Simplicity in eCommerce
For eCommerce sites, an important example of an integral microinteraction might be an animation that confirms an item is added to a shopping cart, a pull down refresh to load new items, or an underline that indicates that the user can click on an item category.
The best and most basic microinteraction, however, is simply pushing a button, which gives the gratification of completing an action or activating a function. Microinteractions like these work because they are essentially human, and they appeal to the user’s natural desire for acknowledgment.
They give the user immediate feedback, provide valuable instructions, gratify the user with visual rewards, and meet subconscious expectations that users don’t even know they have.
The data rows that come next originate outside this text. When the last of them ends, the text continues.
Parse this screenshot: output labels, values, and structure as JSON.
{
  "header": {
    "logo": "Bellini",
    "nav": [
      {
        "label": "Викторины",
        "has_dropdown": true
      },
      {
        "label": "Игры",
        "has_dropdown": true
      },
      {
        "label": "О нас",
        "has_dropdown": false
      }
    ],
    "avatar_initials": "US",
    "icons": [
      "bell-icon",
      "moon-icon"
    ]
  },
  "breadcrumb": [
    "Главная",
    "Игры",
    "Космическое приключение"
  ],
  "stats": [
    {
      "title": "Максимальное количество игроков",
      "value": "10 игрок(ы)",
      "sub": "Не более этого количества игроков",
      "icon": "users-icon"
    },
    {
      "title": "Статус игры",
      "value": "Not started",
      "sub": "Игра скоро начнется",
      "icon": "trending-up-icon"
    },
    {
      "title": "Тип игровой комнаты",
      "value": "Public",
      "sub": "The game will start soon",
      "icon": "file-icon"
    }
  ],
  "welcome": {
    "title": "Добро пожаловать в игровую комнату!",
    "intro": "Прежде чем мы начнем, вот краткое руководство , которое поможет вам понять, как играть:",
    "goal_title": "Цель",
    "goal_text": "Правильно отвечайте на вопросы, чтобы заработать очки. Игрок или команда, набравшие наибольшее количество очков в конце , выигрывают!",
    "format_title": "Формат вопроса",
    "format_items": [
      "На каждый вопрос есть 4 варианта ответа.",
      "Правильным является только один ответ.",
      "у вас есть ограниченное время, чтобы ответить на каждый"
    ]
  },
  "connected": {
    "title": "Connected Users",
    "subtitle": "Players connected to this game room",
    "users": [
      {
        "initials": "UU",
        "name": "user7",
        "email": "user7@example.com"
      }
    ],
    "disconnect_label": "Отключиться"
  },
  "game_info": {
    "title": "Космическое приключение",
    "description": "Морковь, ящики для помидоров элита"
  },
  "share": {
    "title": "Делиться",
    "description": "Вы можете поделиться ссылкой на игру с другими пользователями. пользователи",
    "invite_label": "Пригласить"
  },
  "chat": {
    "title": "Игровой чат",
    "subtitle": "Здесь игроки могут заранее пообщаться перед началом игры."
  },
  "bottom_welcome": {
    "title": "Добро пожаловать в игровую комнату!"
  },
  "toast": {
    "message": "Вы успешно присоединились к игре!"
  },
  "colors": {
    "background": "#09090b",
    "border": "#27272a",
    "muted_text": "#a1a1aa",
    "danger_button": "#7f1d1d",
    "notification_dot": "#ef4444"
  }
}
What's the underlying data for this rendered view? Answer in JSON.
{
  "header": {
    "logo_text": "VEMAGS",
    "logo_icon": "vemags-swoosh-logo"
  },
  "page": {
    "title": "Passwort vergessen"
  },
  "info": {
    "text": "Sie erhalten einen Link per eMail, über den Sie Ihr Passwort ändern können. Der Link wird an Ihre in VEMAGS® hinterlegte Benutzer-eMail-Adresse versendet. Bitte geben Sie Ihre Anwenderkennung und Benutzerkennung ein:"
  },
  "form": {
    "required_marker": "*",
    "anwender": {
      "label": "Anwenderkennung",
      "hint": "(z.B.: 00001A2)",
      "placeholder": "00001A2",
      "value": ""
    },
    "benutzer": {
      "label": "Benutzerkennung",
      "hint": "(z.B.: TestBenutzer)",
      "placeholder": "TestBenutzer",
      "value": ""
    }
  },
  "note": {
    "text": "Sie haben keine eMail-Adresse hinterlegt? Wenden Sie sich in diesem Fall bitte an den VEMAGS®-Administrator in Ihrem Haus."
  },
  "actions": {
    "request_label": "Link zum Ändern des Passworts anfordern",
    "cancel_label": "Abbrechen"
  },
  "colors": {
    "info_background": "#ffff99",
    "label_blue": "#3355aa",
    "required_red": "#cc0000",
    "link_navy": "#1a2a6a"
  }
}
Luckily, eCommerce sites offer many instances where pushing a button is helpful, and often necessary. Making your eCommerce site stand out by experimenting with color, type style, or animations to spice up these integral microinteractions can significantly improve your user’s tedious shopping experience and help them engage with your site in ways they might not even recognize.
Once you have these essentials down, you can start getting creative. Could your site integrate animations into shopping cart additions? How can you leverage color changes to guide your users to the category they want to access? Could a small buzz alert users if their item is about to go out of stock?
In sum, when you’re considering eCommerce site design trends for 2016, don’t forget to give top-tier microinteractions some significant thought and effort. There’s no better way to improve your eCommerce site’s UX than by making every interaction less machine and more human.